Konturen einer kindheitspädagogischen Hochschuldidaktik: Praxis – Grundlagen – Forschung

Peter Cloos, Svenja Garbade, Ina Kaul und Katja Zehbe und NetKiD

In den letzten 20 Jahren hat sich eine vielfältige und dynamische Praxis kindheitspädagogischer Hochschuldidaktik etabliert, die wir bei der Jubiläumstagung 20 Jahre kindheitspädagogische Studiengänge  würdigend in den Blick genommen haben. Die Pionier*innen kindheitspädagogischer Studiengänge haben in einem politisch hoch aufgeladenen Kontext erhebliche Aufbauarbeit geleistet und aufgezeigt, wie eine kindheitspädagogische Qualifizierung akademisch gestaltet werden kann. Zugleich zeigt sich: Kindheitspädagogische Hochschuldidaktik ist bislang wenig übergeordnet beschrieben und reflektiert worden. Aus unserer Sicht besteht jedoch die Notwendigkeit, sich innerhalb des Gefüges der Professionen und Disziplinen auch hochschuldidaktisch zu platzieren und disziplin- und professionspolitisch die Frage nach dem Spezifikum einer kindheitspädagogischen Qualifizierung an Hochschulen zu beantworten.

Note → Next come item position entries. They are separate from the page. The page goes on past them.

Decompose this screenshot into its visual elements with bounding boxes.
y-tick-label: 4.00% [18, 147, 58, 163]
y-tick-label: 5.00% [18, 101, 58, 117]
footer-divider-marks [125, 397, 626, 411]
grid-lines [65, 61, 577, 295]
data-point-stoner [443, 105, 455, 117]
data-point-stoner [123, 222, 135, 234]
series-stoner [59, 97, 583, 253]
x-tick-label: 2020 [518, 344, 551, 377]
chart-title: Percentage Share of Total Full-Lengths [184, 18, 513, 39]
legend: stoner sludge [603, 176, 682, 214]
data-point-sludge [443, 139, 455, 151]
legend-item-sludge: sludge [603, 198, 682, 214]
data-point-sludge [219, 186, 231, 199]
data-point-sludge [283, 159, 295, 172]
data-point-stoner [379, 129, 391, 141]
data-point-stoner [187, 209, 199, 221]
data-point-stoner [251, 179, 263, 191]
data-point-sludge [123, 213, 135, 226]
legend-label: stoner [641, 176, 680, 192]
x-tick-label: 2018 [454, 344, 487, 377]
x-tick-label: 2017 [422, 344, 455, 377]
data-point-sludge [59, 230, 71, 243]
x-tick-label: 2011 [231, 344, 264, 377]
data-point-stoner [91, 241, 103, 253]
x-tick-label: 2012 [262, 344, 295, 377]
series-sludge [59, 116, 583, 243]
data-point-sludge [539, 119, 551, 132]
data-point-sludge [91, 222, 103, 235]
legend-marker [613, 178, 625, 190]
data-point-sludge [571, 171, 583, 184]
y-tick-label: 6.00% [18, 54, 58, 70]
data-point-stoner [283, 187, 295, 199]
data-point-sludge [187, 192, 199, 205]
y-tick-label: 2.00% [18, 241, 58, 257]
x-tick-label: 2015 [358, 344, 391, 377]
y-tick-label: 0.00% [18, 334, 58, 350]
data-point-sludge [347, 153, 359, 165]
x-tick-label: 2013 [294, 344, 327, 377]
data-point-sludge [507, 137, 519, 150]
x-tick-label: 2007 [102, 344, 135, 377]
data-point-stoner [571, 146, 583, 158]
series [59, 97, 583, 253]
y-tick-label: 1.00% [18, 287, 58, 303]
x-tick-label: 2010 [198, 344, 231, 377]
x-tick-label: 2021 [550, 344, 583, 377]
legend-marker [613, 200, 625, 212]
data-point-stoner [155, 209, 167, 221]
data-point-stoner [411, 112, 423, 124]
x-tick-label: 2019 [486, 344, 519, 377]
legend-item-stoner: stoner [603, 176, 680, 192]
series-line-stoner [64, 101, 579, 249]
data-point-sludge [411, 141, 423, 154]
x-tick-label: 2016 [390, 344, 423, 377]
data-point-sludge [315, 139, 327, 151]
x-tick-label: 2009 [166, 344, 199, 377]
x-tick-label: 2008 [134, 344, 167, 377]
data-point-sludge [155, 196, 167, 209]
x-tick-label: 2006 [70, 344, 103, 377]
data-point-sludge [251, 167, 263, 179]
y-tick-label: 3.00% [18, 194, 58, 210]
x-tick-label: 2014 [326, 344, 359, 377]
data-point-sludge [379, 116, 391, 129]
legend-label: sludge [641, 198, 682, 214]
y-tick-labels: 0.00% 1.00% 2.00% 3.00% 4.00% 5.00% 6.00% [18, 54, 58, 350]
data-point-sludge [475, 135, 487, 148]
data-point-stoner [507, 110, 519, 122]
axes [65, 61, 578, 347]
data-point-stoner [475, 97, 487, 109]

Die Konturierung einer kindheitspädagogischen Hochschuldidaktik ist ein zentraler Baustein der Disziplin- und Professionsentwicklung. Hierüber wird gegenüber anderen Disziplinen und Professionen reflexiv verdeutlicht, wie eine kindheitspädagogische Professionalisierung im Rahmen hochschulischer Lehre abgesichert werden kann.

Mit unserem Vortrag haben wir einen ersten Aufschlag gemacht, dieses Desiderat analytisch zu bearbeiten. Es geht uns übergreifend darum, die Grundlagen einer kindheitspädagogischen Hochschuldidaktik zu beschreiben. Eine erste Annäherung folgt dabei den Fragen, was eine Hochschuldidaktik auszeichnet und inwiefern eine kindheitspädagogische Hochschuldidaktik im Kontext anderer (Hochschul-)Didaktiken zu verorten ist? Mit Blick auf die zweite Frage wurde von NetKiD ein Vorschlag entwickelt, wie eine kindheitspädagogische Hochschuldidaktik in der Landschaft bestehender (Hochschul-)Didaktiken verortet ist und welche Bezüge zu diesen bestehen.  Das Ergebnis wird in der nachfolgenden Grafik dargestellt (Abb.1).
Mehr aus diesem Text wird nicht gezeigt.